A final obstacle to the prosecution of General Pinochet in Chile is the likelihood that, as commander-in-chief at the time of his crimes, he would be tried before a military tribunal. Military courts in Chile are staffed by current and former military officers whom Pinochet either promoted or appointed. They have an unbroken record of preventing the prosecution of any military official for crimes committed during the 1973 coup and its aftermath. A move in November 1998 to name a Supreme Court justice to investigate the cases against Pinochet, thus barring military jurisdiction, was decisively rejected by the Supreme Court. (see Annex 3).
Conclusion
Given the gravity of General Pinochet's offenses of torture and conspiracy to commit torture, the impunity he enjoys in Chile, and the United Kingdom's obligations under international law, we respectfully submit that your previous decision to authorize extradition to proceed is both justified and required.
Sincerely,
Reed Brody
Advocacy Director
[1] "La tortura se ha convertido en parte integrante del sistema de la intimidación de las personas. La negativa de las autoridades chilenas a procesar y castigar a los responsables de la tortura.... revela un claro apoyo oficial al más alto nivel y que en chile se siga practicando la tortura, como poderosa arma de intimidación y persecución política." Ad-Hoc Working Group, Report on the Situation of Human Rights in Chile. A.G.UN, A/32/227, 29 September, 1977. (para 295) (emphasis added).
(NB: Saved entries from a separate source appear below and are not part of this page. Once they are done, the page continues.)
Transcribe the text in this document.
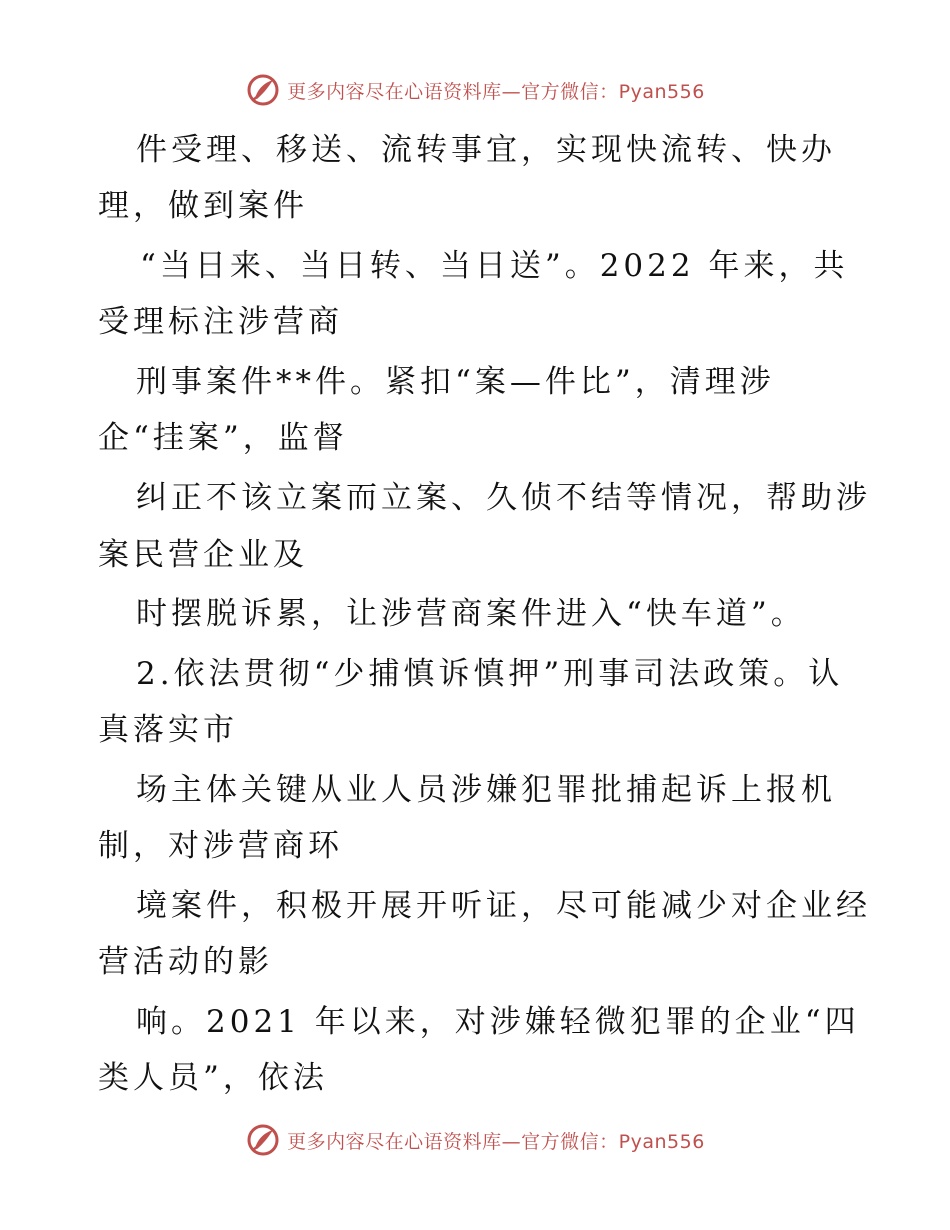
更多内容尽在心语资料库—官方微信：Pyan556
件受理、移送、流转事宜，实现快流转、快办
理，做到案件
“当日来、当日转、当日送”。2022 年来，共
受理标注涉营商
刑事案件**件。紧扣“案—件比”，清理涉
企“挂案”，监督
纠正不该立案而立案、久侦不结等情况，帮助涉
案民营企业及
时摆脱诉累，让涉营商案件进入“快车道”。
2.依法贯彻“少捕慎诉慎押”刑事司法政策。认
真落实市
场主体关键从业人员涉嫌犯罪批捕起诉上报机
制，对涉营商环
境案件，积极开展开听证，尽可能减少对企业经
营活动的影
响。2021 年以来，对涉嫌轻微犯罪的企业“四
类人员”，依法
更多内容尽在心语资料库—官方微信：Pyan556
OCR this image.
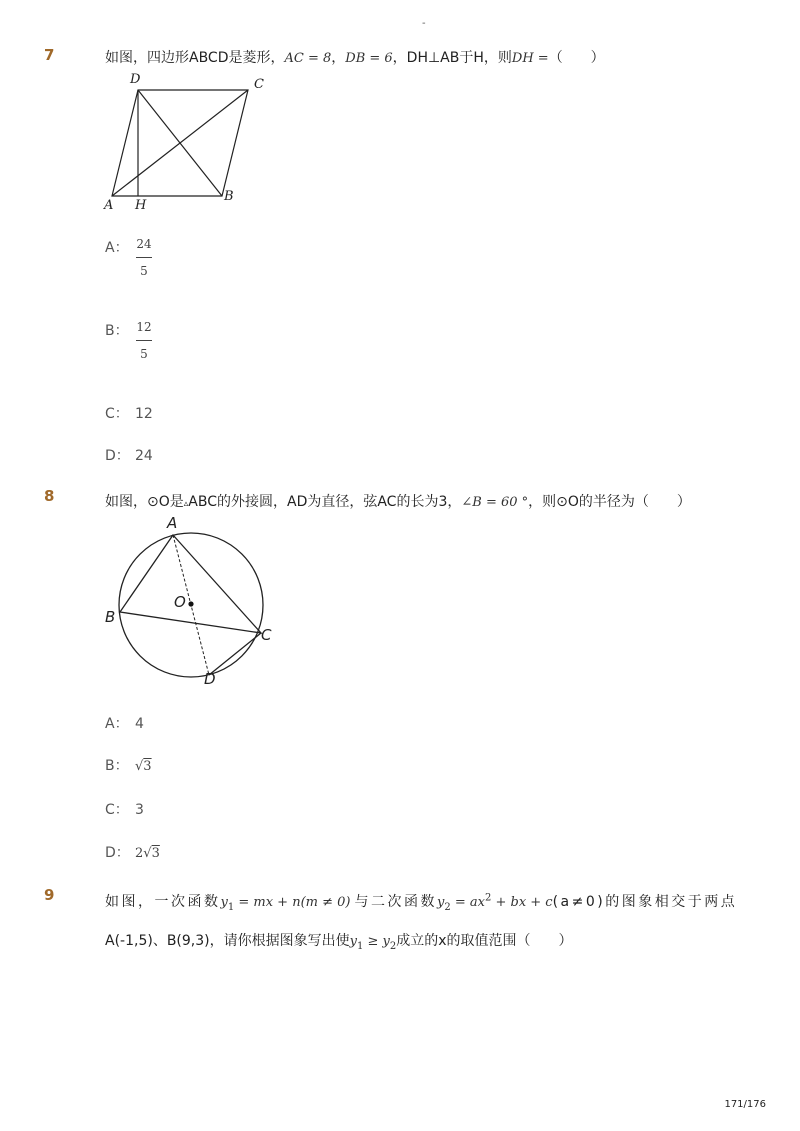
-
7	如图，四边形ABCD是菱形，AC = 8，DB = 6，DH⊥AB于H，则DH =（　　）
D	C
A H
B
A： 24
5
B： 12
5
C： 12
D： 24
8	如图，⊙O是▵ABC的外接圆，AD为直径，弦AC的长为3，∠B = 60 °，则⊙O的半径为（　　）
A
B
O
C
D
A： 4
B： √3
C： 3
D： 2√3
9	如图，一次函数$y_1$ = mx + n(m ≠ 0) 与二次函数$y_2 = ax^2$ + bx + c(a≠0)的图象相交于两点
A(-1,5)、B(9,3)，请你根据图象写出使$y_1 \ge y_2$成立的x的取值范围（　　）
171/176
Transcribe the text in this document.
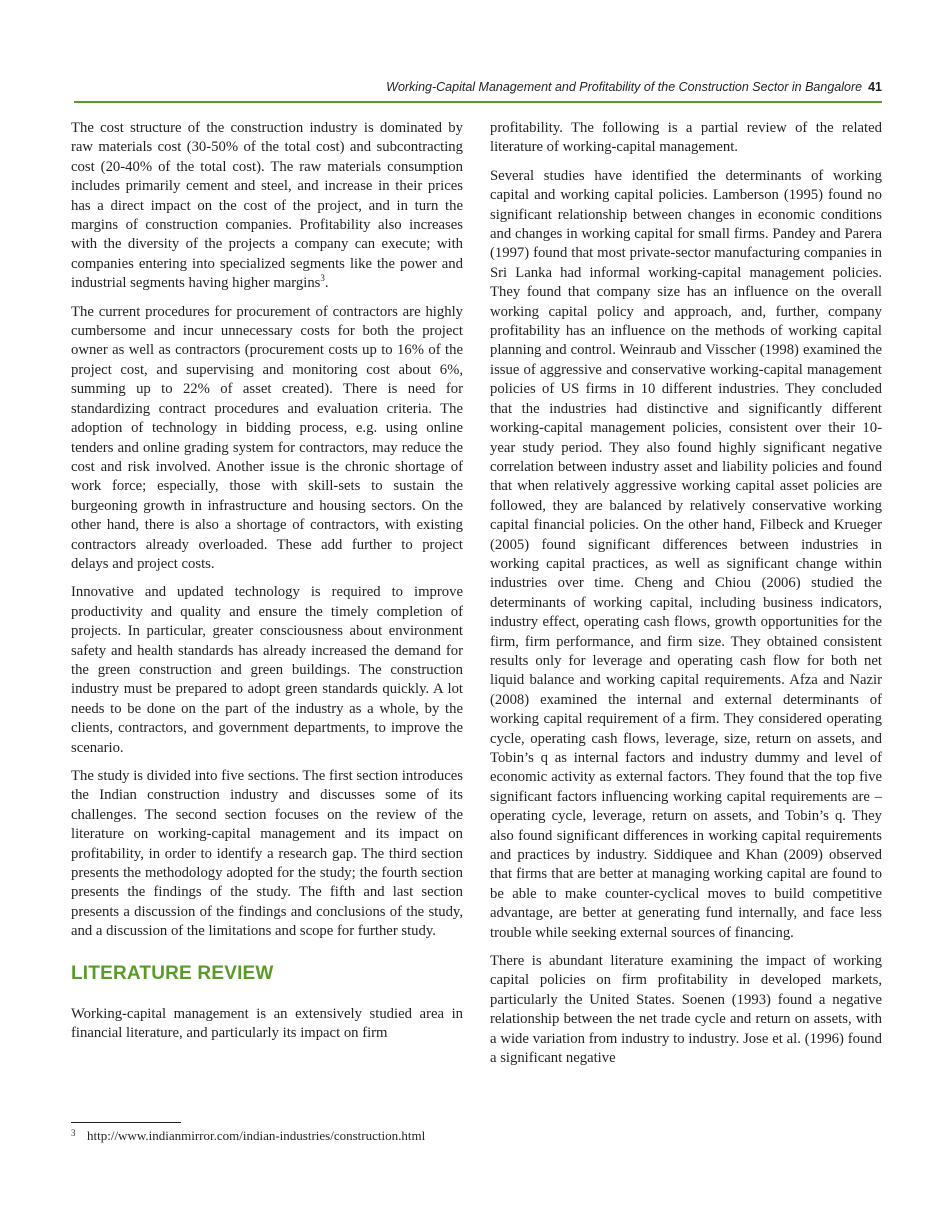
Working-Capital Management and Profitability of the Construction Sector in Bangalore 41

The cost structure of the construction industry is dominated by raw materials cost (30-50% of the total cost) and subcontracting cost (20-40% of the total cost). The raw materials consumption includes primarily cement and steel, and increase in their prices has a direct impact on the cost of the project, and in turn the margins of construction companies. Profitability also increases with the diversity of the projects a company can execute; with companies entering into specialized segments like the power and industrial segments having higher margins$^3$.

The current procedures for procurement of contractors are highly cumbersome and incur unnecessary costs for both the project owner as well as contractors (procurement costs up to 16% of the project cost, and supervising and monitoring cost about 6%, summing up to 22% of asset created). There is need for standardizing contract procedures and evaluation criteria. The adoption of technology in bidding process, e.g. using online tenders and online grading system for contractors, may reduce the cost and risk involved. Another issue is the chronic shortage of work force; especially, those with skill-sets to sustain the burgeoning growth in infrastructure and housing sectors. On the other hand, there is also a shortage of contractors, with existing contractors already overloaded. These add further to project delays and project costs.

Innovative and updated technology is required to improve productivity and quality and ensure the timely completion of projects. In particular, greater consciousness about environment safety and health standards has already increased the demand for the green construction and green buildings. The construction industry must be prepared to adopt green standards quickly. A lot needs to be done on the part of the industry as a whole, by the clients, contractors, and government departments, to improve the scenario.

The study is divided into five sections. The first section introduces the Indian construction industry and discusses some of its challenges. The second section focuses on the review of the literature on working-capital management and its impact on profitability, in order to identify a research gap. The third section presents the methodology adopted for the study; the fourth section presents the findings of the study. The fifth and last section presents a discussion of the findings and conclusions of the study, and a discussion of the limitations and scope for further study.

LITERATURE REVIEW

Working-capital management is an extensively studied area in financial literature, and particularly its impact on firm

profitability. The following is a partial review of the related literature of working-capital management.

Several studies have identified the determinants of working capital and working capital policies. Lamberson (1995) found no significant relationship between changes in economic conditions and changes in working capital for small firms. Pandey and Parera (1997) found that most private-sector manufacturing companies in Sri Lanka had informal working-capital management policies. They found that company size has an influence on the overall working capital policy and approach, and, further, company profitability has an influence on the methods of working capital planning and control. Weinraub and Visscher (1998) examined the issue of aggressive and conservative working-capital management policies of US firms in 10 different industries. They concluded that the industries had distinctive and significantly different working-capital management policies, consistent over their 10-year study period. They also found highly significant negative correlation between industry asset and liability policies and found that when relatively aggressive working capital asset policies are followed, they are balanced by relatively conservative working capital financial policies. On the other hand, Filbeck and Krueger (2005) found significant differences between industries in working capital practices, as well as significant change within industries over time. Cheng and Chiou (2006) studied the determinants of working capital, including business indicators, industry effect, operating cash flows, growth opportunities for the firm, firm performance, and firm size. They obtained consistent results only for leverage and operating cash flow for both net liquid balance and working capital requirements. Afza and Nazir (2008) examined the internal and external determinants of working capital requirement of a firm. They considered operating cycle, operating cash flows, leverage, size, return on assets, and Tobin’s q as internal factors and industry dummy and level of economic activity as external factors. They found that the top five significant factors influencing working capital requirements are – operating cycle, leverage, return on assets, and Tobin’s q. They also found significant differences in working capital requirements and practices by industry. Siddiquee and Khan (2009) observed that firms that are better at managing working capital are found to be able to make counter-cyclical moves to build competitive advantage, are better at generating fund internally, and face less trouble while seeking external sources of financing.

There is abundant literature examining the impact of working capital policies on firm profitability in developed markets, particularly the United States. Soenen (1993) found a negative relationship between the net trade cycle and return on assets, with a wide variation from industry to industry. Jose et al. (1996) found a significant negative

3 http://www.indianmirror.com/indian-industries/construction.html
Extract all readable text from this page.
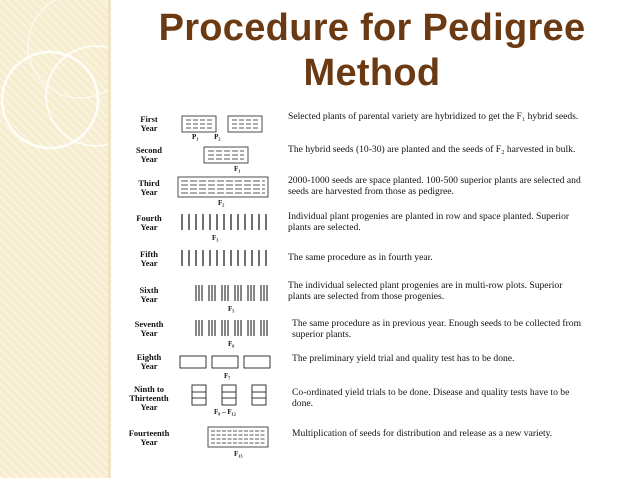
Procedure for Pedigree
Method
First
Year
P₁         P₂
Selected plants of parental variety are hybridized to get the F₁ hybrid seeds.
Second
Year
F₁
The hybrid seeds (10-30) are planted and the seeds of F₂ harvested in bulk.
Third
Year
F₂
2000-1000 seeds are space planted. 100-500 superior plants are selected and seeds are harvested from those as pedigree.
Fourth
Year
F₃
Individual plant progenies are planted in row and space planted. Superior plants are selected.
Fifth
Year	The same procedure as in fourth year.
Sixth
Year
F₅
The individual selected plant progenies are in multi-row plots. Superior plants are selected from those progenies.
Seventh
Year
F₆
The same procedure as in previous year. Enough seeds to be collected from superior plants.
Eighth
Year
F₇
The preliminary yield trial and quality test has to be done.
Ninth to
Thirteenth
Year	F₈ – F₁₂
Co-ordinated yield trials to be done. Disease and quality tests have to be done.
Fourteenth
Year
F₁₃
Multiplication of seeds for distribution and release as a new variety.
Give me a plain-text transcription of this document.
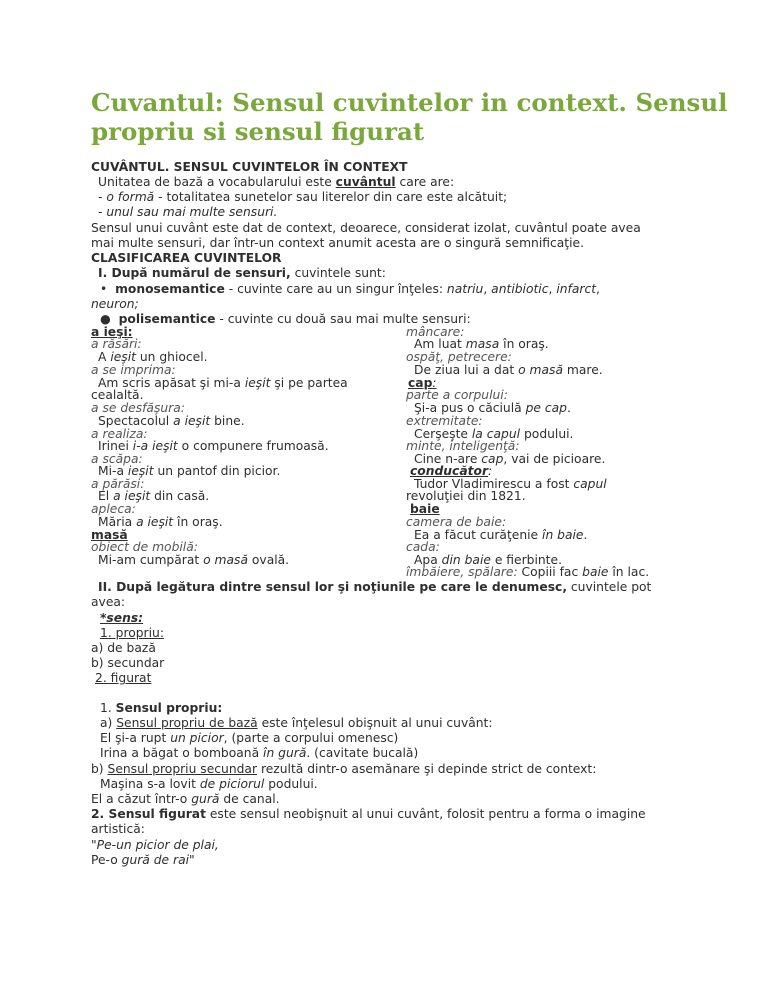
Cuvantul: Sensul cuvintelor in context. Sensul propriu si sensul figurat
CUVÂNTUL. SENSUL CUVINTELOR ÎN CONTEXT
Unitatea de bază a vocabularului este cuvântul care are:
- o formă - totalitatea sunetelor sau literelor din care este alcătuit;
- unul sau mai multe sensuri.
Sensul unui cuvânt este dat de context, deoarece, considerat izolat, cuvântul poate avea
mai multe sensuri, dar într-un context anumit acesta are o singură semnificaţie.
CLASIFICAREA CUVINTELOR
I. După numărul de sensuri, cuvintele sunt:
• monosemantice - cuvinte care au un singur înţeles: natriu, antibiotic, infarct,
neuron;
● polisemantice - cuvinte cu două sau mai multe sensuri:
a ieşi:
a răsări:
A ieşit un ghiocel.
a se imprima:
Am scris apăsat şi mi-a ieşit şi pe partea
cealaltă.
a se desfăşura:
Spectacolul a ieşit bine.
a realiza:
Irinei i-a ieşit o compunere frumoasă.
a scăpa:
Mi-a ieşit un pantof din picior.
a părăsi:
El a ieşit din casă.
apleca:
Măria a ieşit în oraş.
masă
obiect de mobilă:
Mi-am cumpărat o masă ovală.
mâncare:
Am luat masa în oraş.
ospăţ, petrecere:
De ziua lui a dat o masă mare.
cap:
parte a corpului:
Şi-a pus o căciulă pe cap.
extremitate:
Cerşeşte la capul podului.
minte, inteligenţă:
Cine n-are cap, vai de picioare.
conducător:
Tudor Vladimirescu a fost capul
revoluţiei din 1821.
baie
camera de baie:
Ea a făcut curăţenie în baie.
cada:
Apa din baie e fierbinte.
îmbăiere, spălare: Copiii fac baie în lac.
II. După legătura dintre sensul lor şi noţiunile pe care le denumesc, cuvintele pot
avea:
*sens:
1. propriu:
a) de bază
b) secundar
2. figurat
1. Sensul propriu:
a) Sensul propriu de bază este înţelesul obişnuit al unui cuvânt:
El şi-a rupt un picior, (parte a corpului omenesc)
Irina a băgat o bomboană în gură. (cavitate bucală)
b) Sensul propriu secundar rezultă dintr-o asemănare şi depinde strict de context:
Maşina s-a lovit de piciorul podului.
El a căzut într-o gură de canal.
2. Sensul figurat este sensul neobişnuit al unui cuvânt, folosit pentru a forma o imagine
artistică:
"Pe-un picior de plai,
Pe-o gură de rai"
[2] "Las autoridades chilenas continúan infligiendo este tipo de trato a los detenidos y tienden a darle carácter permanente e institucional como parte de las actividades de sus organismos de seguridad." Abdoulaye Dieye, Report on the Situation of Human Rights in Chile, UN, E/CN. 4/1428, 28 January 1988. (para 86) (emphasis added).
[3] "Todavía se practica la tortura, aunque en menor escala y selectivamente. El relator especial considera que mientras no cese del todo la práctica de la tortura, la situación de los derechos humanos en Chile conspirará contra el buen deseo de los chilenos, de construir un sistema político democrático." Fernando Volio Jiménez, "Protección de los Derechos Humanos en Chile," ONUI.A.G.,A/44/635, 17 October, 1989, (para 115) (emphasis added).
[4] It is difficult to determine the relevant date. For Lord Browne-Wilkinson, the immunity ended on 8 December 1998 (p. 21). For Lord Goff of Chieveley, Pinochet never lost his immunity. Lord Hope of Craighead considered "the date as from which immunity...was lost was 30 October 1988," but was "content to accept the view of Lord Saville" that the immunity continued until 8 December 1988 (pp. 68-69). Lord Hutton placed the date at 29 September 1988 (p. 89), and Lord Saville of Newdigate at 8 December 1988 (p. 92). For Lord Millett and Lord Phillips of Worth Matravers, Pinochet never enjoyed immunity. There is thus no majority.